Can This Become a Competition Issue in the UK – I think potentially, yes. In the UK, competition concerns relating to dominant digital platforms can fall under the remit of the Competition and Markets Authority, often referred to as the CMA.
The CMA has already investigated major technology companies regarding:
- digital advertising dominance
- search market power
- mobile ecosystems
- platform competition
- consumer choice
Google’s control of search has been under scrutiny for years internationally. If AI search reduces traffic to publishers while strengthening Google’s own position even further, some may argue this raises fair competition concerns, particularly if:
- businesses become unable to compete fairly for visibility
- original creators lose commercial benefit from their work
- users are steered toward platform-controlled summaries instead of independent sources
As for Ofcom, its role is more focused on communications regulation, broadcasting, telecoms, and aspects of online safety rather than competition law itself. However, the broader public interest issue around information access, media plurality, and online influence could still attract attention in policy discussions. The UK is already moving toward tighter regulation of large digital gatekeepers through the Digital Markets framework. So this conversation is absolutely happening at regulatory level already.
Should People Start Using Other Search Engines?
Possibly, yes, but not as a tribal “delete Google immediately” campaign, however tempting this may seem, The more realistic point is diversification: businesses should stop acting as though Google is the internet. Relying entirely on one platform for discovery has always been risky. AI search simply exposes how risky it really was.
Encouraging people to explore alternatives can help reduce dependency and improve competition. Search engines such as DuckDuckGo, (DDG) Brave Search, and Bing all offer different approaches to search and privacy. I love DDG because it keeps all those nasty adverts on utube from popping up.
But the bigger solution is not merely swapping one giant platform for another, but more about rebuilding direct relationships.
What Businesses Can Actually Do
Businesses cannot control Google’s direction, but they can reduce vulnerability. Some suggestions include:
- email lists you own
- communities you control
- direct customer relationships
- brand loyalty
- repeat visitors
- memberships and subscriptions
- social diversification
- partnerships and referrals
- strong offline reputation
If customers search specifically for your business by name rather than generic keywords, you become harder to replace with an AI summary.
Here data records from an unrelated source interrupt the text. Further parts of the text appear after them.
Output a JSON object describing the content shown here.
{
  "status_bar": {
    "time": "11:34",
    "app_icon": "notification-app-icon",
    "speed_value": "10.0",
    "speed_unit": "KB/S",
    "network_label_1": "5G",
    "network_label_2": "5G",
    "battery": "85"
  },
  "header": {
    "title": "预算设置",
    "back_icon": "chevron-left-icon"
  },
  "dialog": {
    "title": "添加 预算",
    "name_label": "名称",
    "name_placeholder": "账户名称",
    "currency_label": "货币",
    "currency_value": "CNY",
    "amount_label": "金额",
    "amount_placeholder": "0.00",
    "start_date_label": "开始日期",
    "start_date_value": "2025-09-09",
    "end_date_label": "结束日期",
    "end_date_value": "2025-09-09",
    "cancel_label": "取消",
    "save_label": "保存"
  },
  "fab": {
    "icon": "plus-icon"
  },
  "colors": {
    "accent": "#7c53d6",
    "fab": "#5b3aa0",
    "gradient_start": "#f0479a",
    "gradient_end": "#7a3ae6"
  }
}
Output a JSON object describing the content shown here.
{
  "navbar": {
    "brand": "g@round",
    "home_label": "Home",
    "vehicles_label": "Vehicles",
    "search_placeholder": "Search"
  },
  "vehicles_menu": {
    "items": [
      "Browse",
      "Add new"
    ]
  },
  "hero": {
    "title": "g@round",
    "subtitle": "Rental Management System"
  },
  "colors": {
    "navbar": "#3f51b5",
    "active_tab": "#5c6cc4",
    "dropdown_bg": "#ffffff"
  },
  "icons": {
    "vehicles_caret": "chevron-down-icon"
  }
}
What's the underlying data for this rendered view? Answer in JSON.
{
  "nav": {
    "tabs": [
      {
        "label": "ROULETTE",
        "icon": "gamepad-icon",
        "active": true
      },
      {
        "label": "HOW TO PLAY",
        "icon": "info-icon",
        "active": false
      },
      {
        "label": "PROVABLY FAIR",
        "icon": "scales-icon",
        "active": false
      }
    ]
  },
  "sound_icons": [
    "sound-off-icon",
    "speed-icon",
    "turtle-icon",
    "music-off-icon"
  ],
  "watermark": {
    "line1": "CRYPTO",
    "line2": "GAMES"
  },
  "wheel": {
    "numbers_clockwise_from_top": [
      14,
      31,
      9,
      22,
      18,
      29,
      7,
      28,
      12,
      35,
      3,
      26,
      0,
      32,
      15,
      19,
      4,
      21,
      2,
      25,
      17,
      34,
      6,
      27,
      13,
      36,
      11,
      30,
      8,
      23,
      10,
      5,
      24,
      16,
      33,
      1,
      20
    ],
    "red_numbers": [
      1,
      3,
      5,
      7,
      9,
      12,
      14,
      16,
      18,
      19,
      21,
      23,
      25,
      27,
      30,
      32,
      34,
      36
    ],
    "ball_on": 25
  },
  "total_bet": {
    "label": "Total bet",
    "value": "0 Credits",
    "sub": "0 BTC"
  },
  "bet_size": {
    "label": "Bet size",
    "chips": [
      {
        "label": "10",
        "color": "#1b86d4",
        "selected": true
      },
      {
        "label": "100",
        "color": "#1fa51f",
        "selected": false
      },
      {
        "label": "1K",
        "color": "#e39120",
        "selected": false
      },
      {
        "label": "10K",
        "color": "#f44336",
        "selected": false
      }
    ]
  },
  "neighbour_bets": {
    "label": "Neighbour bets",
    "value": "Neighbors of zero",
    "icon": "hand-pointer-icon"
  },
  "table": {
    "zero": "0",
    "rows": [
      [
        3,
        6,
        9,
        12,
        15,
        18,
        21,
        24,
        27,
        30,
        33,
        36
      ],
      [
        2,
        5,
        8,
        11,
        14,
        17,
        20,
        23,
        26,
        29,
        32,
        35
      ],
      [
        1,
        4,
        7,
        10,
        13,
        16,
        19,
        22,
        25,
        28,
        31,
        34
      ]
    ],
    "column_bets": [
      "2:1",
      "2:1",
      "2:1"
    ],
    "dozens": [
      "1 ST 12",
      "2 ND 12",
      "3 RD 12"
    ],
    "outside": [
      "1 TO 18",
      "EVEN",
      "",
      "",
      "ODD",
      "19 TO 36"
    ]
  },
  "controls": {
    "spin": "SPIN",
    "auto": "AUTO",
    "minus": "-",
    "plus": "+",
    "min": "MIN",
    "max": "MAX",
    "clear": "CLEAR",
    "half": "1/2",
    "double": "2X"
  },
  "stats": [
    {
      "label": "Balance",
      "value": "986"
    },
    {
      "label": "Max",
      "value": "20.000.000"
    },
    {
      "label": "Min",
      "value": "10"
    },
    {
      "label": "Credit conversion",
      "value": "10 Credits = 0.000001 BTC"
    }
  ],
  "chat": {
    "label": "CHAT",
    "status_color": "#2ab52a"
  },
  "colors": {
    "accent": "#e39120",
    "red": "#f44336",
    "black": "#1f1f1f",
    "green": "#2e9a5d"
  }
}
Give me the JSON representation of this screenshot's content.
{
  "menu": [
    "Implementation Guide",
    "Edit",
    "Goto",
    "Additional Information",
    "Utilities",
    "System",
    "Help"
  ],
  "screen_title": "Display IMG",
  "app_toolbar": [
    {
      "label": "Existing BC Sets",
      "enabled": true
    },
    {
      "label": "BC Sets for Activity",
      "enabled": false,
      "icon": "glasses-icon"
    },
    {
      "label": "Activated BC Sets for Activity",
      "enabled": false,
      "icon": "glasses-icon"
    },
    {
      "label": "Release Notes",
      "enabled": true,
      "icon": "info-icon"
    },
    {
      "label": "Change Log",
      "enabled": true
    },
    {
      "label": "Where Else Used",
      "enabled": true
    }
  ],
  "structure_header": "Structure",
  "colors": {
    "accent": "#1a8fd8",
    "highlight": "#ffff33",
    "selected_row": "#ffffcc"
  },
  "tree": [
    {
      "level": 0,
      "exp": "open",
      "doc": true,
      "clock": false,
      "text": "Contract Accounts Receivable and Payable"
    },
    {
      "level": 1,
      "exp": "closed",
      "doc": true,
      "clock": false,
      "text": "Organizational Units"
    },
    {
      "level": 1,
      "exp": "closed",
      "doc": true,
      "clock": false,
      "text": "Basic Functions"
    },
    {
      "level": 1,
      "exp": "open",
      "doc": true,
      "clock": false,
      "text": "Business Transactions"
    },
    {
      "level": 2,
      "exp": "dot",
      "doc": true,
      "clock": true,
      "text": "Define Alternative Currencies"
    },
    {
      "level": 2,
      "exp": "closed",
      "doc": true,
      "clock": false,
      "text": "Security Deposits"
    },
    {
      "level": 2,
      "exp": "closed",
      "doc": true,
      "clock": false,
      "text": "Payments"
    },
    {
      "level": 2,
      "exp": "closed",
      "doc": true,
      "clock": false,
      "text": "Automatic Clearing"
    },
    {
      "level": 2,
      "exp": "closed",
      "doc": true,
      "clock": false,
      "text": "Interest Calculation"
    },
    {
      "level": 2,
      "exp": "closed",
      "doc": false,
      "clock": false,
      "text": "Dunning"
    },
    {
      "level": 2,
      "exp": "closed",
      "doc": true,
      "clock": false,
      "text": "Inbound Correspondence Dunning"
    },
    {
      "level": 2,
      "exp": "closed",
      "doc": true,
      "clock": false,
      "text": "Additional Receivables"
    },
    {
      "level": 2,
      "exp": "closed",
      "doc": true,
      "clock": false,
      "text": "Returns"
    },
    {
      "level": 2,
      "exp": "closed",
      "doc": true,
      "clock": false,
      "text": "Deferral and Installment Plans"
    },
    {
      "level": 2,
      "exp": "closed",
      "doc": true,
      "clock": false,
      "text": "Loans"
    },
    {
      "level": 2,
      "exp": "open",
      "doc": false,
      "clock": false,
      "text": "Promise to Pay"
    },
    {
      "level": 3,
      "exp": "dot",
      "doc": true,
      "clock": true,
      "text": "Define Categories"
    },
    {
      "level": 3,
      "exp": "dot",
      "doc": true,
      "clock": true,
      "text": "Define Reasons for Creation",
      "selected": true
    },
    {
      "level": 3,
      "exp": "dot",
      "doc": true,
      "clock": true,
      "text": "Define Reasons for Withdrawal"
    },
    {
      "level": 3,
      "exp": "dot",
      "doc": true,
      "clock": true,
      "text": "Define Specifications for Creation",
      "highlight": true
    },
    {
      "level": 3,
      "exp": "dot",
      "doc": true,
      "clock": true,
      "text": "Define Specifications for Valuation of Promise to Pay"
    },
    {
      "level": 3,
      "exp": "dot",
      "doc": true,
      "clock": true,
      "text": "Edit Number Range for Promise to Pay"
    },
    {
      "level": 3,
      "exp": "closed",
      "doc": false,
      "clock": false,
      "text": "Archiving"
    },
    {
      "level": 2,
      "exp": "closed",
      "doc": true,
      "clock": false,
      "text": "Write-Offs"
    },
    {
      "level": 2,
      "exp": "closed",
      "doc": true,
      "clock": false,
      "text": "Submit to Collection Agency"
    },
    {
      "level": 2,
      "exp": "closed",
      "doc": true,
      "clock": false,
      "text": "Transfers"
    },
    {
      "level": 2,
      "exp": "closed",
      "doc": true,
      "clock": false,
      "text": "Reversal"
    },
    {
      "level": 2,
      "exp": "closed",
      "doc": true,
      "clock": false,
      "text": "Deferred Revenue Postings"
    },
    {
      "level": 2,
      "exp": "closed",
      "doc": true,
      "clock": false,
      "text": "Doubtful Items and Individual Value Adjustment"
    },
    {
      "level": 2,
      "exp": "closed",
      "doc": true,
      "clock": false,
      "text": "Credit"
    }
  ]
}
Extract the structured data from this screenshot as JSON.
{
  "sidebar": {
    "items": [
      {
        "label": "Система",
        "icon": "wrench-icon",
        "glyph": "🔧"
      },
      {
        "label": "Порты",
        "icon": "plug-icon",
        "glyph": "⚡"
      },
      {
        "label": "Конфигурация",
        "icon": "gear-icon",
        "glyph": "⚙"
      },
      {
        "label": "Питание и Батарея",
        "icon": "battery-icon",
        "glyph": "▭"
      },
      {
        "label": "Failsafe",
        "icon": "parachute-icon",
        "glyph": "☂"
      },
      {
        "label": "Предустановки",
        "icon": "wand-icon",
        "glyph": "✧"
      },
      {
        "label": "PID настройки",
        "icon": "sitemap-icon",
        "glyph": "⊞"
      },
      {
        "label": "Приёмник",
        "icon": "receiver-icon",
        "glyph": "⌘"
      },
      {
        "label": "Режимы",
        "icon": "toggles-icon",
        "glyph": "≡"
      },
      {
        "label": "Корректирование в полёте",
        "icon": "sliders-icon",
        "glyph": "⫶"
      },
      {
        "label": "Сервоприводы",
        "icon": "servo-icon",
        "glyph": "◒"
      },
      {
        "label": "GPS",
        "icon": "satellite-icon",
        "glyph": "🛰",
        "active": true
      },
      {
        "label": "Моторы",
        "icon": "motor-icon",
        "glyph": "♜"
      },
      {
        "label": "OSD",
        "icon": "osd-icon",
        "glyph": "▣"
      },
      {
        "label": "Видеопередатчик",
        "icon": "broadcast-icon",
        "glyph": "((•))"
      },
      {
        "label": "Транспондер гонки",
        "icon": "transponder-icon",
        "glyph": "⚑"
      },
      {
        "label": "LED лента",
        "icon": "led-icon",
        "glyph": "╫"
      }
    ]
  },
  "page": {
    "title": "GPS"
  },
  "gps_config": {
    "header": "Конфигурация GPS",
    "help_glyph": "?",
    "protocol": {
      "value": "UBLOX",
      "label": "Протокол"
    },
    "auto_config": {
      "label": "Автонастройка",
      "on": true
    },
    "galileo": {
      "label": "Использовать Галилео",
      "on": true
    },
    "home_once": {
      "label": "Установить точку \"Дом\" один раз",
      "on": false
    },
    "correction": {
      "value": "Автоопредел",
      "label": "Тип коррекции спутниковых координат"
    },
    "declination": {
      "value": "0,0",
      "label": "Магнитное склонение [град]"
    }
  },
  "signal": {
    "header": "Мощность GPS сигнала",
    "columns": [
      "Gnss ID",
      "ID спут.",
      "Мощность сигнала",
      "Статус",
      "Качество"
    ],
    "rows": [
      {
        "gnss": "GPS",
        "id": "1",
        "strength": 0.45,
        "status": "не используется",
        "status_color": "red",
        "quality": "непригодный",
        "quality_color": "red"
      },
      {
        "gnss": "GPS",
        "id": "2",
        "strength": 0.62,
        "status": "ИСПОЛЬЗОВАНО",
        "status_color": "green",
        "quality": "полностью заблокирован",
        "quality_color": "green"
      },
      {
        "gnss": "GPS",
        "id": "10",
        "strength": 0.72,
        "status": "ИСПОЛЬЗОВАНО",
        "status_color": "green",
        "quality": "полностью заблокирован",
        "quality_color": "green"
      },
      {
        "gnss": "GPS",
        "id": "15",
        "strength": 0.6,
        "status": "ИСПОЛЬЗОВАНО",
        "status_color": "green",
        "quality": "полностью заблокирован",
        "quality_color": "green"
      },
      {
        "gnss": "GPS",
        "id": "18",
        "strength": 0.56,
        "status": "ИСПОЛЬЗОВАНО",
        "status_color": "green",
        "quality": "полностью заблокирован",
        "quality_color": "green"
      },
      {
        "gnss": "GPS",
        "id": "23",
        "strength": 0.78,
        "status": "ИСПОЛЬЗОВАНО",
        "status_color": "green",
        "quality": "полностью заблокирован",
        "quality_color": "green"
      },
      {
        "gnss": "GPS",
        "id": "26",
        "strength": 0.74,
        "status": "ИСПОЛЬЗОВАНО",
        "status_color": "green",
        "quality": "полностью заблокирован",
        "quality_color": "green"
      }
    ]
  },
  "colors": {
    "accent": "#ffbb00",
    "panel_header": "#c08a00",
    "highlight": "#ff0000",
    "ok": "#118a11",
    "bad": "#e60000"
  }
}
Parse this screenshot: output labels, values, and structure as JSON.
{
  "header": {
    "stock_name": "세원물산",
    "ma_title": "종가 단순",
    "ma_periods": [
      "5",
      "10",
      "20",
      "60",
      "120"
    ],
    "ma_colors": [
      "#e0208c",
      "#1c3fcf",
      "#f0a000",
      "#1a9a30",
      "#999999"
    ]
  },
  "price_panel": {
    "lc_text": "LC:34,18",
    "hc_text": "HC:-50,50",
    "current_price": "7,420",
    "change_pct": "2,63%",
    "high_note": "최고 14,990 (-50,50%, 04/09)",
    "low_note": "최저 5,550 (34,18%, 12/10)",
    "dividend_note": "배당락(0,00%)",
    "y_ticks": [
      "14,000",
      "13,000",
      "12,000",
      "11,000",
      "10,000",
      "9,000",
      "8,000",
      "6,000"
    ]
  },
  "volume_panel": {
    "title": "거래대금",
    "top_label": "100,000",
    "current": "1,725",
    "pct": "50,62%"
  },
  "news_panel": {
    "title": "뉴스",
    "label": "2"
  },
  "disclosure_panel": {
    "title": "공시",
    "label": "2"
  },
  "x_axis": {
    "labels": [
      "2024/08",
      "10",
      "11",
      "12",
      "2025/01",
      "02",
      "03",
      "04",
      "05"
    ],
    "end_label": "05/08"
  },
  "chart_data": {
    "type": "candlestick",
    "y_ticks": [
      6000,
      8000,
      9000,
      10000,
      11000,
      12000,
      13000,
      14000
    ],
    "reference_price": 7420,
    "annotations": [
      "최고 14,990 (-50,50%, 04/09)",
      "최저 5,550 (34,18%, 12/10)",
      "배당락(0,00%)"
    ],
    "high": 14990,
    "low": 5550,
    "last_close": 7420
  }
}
There is also growing value in:
- original research
- unique expertise
- first-hand experience
- opinion-led content
- human personality
- trusted specialist voices
AI can summarise information, but it is far less effective at replacing genuine authority, lived experience, or community trust and that human touch we can all sense. Well at least for the time being…
The Fair Play Question
The internet originally worked because links created an ecosystem:
- creators made content
- search engines sent traffic
- audiences found information
If AI platforms increasingly consume content without fairly returning value to creators, that balance starts to break down and when the balance breaks down, fewer people have incentive to create high-quality material in the first place. That affects journalism, education, businesses and public trust. My concern isn’t that technology evolves, because it always changes. My concern is whether the rules remain fair when one or two companies sit between nearly everyone and the information they consume. Because once discovery is controlled centrally, influence follows very quickly behind it, and this is something history suggests that is rarely something societies should ignore.